Temos de continuar a fazer e acentuar de apoiar as nossas regiões para que elas possam fazer o mesmo com os seus agrupamentos, preparando-as e dotando-as de meios para que possam fazer uma comunicação mais contextualizada , mais coerente, com uma imagem adequada àquilo que nós queremos transmitir. Isso só se faz se nós formos capazes de facto também de disseminar e de apoiar, e isso é um trabalho nosso.

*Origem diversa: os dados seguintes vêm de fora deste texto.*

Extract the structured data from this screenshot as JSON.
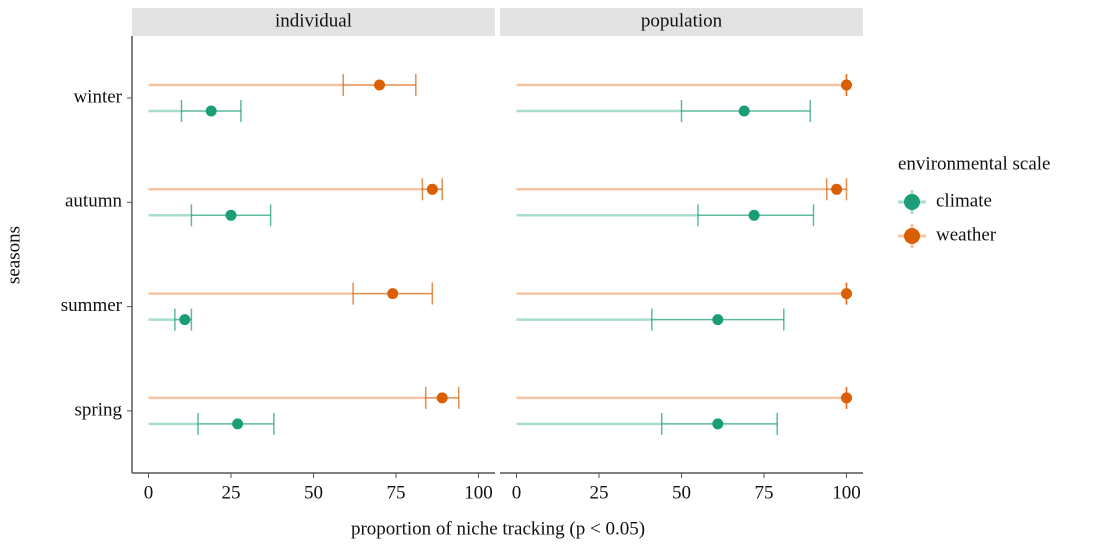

20170805_rp_ivo_faria_2368Qual a importância do papel de advocacy?
É muito importante nós encontrarmos pessoas que, pelas diferentes responsabilidades que desempenham na nossa sociedade, nos ajudem obviamente a transmitir o valor daquilo que nós fazemos. Tivemos aqui em campo alguns parceiros que nos vieram visitar, alguns colaboraram em oficinas e ateliês que tivemos e é muito importante. Para dar um exemplo, uma das entidades que cá esteve e que tem bastante know how e centros de competências na área florestal ficou combinado que nos iriam ajudar a ultrapassar alguns desafios que nós temos de reflorestação de alguns centros escutistas. Tudo isto são coisas que, quando temos um acampamento desta magnitude e tantos parceiros que nos visitam, potenciam depois parcerias que se espera possam produzir um efeito de propagação que permita ter mais parceiros e apoios disponíveis para os agrupamentos para os seus projetos locais.

Continua a ser possível ter um acampamento desta magnitude preparado quase exclusivamente por voluntários? E com este crescimento, continuar a apostar no voluntariado para apoio aos agrupamentos no dia-a-dia?
Eu acho que, no nosso dia-a-dia, precisaremos inevitavelmente de ter uma base não voluntária e profissional que nos apoie. Eu acho que o grupo de colaboradores que nós temos, e que está em torno dos 30, me parece relativamente adequado. Aquilo que nós precisamos é de dar mais efetividade a esse apoio, mas só o conseguiremos fazer se formos capazes de criar processos mais lineares, processos mais simples com o recurso a sistemas de informação e que permitam libertar tempo às pessoas que nós já temos a trabalhar connosco, para que o possam dedicar a outras tarefas que ajudem a que os agrupamentos sintam cada vez mais o nosso apoio.

Muitos dos agrupamentos poderão beber do que viveram aqui neste Acanac para perceber como melhorar e que apoio o CNE lhes pode dar?
Eu acho que um Acanac é uma atividade maior do que aquilo que são os nossos agrupamentos, núcleos e regiões. Se as coisas estiverem organizadas e correrem minimamente bem, como têm corrido felizmente, os nossos dirigentes vão para suas casas com ideias de coisas que viram aqui ser feitas quer a nível de organização central, quer ao nível de quem estava a acampar em seu redor, e os próprios miúdos vão para casa mais exigentes porque fizeram atividades diferentes, coisas que nunca tinham experimentado em casa e eles também começam a pedir isso. Acho que é muito importante que da combinação destas duas forças de o Acanac possa constituir uma alavanca de desenvolvimento local, no registo de “ok, nós agora vamos fazer coisas um bocadinho diferentes parecidas com aquelas que vivemos ali”.